The replacement of paper-and-pencil voting with an electronic system could see Australians lose confidence in the poll results, the electoral chief has warned. Australian Electoral Commissioner Ed Killesteyn defended the system’s reliability following attacks from election hopeful Clive Palmer, who portrayed himself as a victim of ”rigged” results and the AEC as a military-infiltrated ”national disgrace”. Despite the conspiracy claims, Mr Palmer extended his lead over his Liberal National Party rival to 111 votes on Friday, with the final counting of outstanding votes in the Sunshine Coast seat of Fairfax expected on Saturday. The Palmer United Party founder and wealthy Queensland businessman reacted angrily to the discovery of 750 votes tallied against the wrong pre-poll location mid-way through the count. In an earlier mistake, officials noticed 1000 votes for Victorian independent Cathy McGowan had not been recorded correctly, pushing the seat of Indi further out of reach of former Coalition frontbencher Sophie Mirabella, who subsequently conceded defeat this week.
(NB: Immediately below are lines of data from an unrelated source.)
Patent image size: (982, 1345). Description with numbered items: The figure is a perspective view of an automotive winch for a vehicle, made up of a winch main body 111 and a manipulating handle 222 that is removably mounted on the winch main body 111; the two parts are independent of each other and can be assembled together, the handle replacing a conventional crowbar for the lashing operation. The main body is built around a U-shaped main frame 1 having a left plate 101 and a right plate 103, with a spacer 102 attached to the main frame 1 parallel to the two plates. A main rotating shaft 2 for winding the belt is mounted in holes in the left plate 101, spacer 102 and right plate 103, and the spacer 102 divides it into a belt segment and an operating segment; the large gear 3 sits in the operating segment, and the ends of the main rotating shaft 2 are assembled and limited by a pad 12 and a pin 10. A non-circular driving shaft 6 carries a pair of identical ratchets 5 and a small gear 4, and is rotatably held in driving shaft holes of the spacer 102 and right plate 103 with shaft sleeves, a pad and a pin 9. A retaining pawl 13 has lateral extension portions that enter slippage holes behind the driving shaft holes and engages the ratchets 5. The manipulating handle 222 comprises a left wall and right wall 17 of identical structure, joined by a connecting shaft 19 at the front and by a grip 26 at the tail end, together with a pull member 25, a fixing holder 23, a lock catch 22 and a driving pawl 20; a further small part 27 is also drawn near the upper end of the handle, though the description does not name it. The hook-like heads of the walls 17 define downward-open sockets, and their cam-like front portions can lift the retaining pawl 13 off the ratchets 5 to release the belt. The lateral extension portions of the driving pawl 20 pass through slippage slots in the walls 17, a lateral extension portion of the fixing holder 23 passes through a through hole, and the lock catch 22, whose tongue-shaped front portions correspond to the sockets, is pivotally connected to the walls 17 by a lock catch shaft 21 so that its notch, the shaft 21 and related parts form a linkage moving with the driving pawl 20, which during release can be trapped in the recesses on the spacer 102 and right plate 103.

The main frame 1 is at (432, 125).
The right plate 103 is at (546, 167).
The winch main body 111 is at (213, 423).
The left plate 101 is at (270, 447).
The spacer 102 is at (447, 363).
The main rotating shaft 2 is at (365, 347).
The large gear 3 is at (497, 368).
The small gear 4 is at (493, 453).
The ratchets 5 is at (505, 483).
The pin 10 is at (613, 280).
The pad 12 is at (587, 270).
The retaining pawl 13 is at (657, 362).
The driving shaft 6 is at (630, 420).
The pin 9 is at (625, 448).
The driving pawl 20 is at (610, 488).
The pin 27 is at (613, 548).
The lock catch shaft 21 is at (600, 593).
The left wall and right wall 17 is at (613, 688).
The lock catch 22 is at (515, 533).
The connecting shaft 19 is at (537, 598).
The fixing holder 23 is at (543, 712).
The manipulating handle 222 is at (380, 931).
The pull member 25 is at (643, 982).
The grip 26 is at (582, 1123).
Mr Killesteyn said computer-based voting would eliminate these kinds of ”human errors” but the benefits would have to be weighed against hacking and manipulation fears.
He said 75,000 Australians helped to conduct federal elections and political party scrutineers watched the counting – a level of involvement designed to inspire community confidence.
”The notion that you could actually materially manipulate the result is, I think, quite implausible,” he said on Friday.
”On the other hand, if you go to computer-based systems where everything is centralised, the risks start to increase that there could be significant manipulation of the results.”
Mr Killesteyn said numbering errors were picked up through normal checks comparing the lower house and upper house ballot paper totals for each location.
”A lot has been made of the votes in Indi that were supposedly ‘found’ … and the same with Fairfax. Those votes were never lost. In the Indi case, it was a transcription error. That’s all.
”The votes were properly secured. They were in a parcel. But when it was recorded in our election management systems a ‘2’ became a ‘1’. So that was fairly simple and that was picked up through our quality control processes.”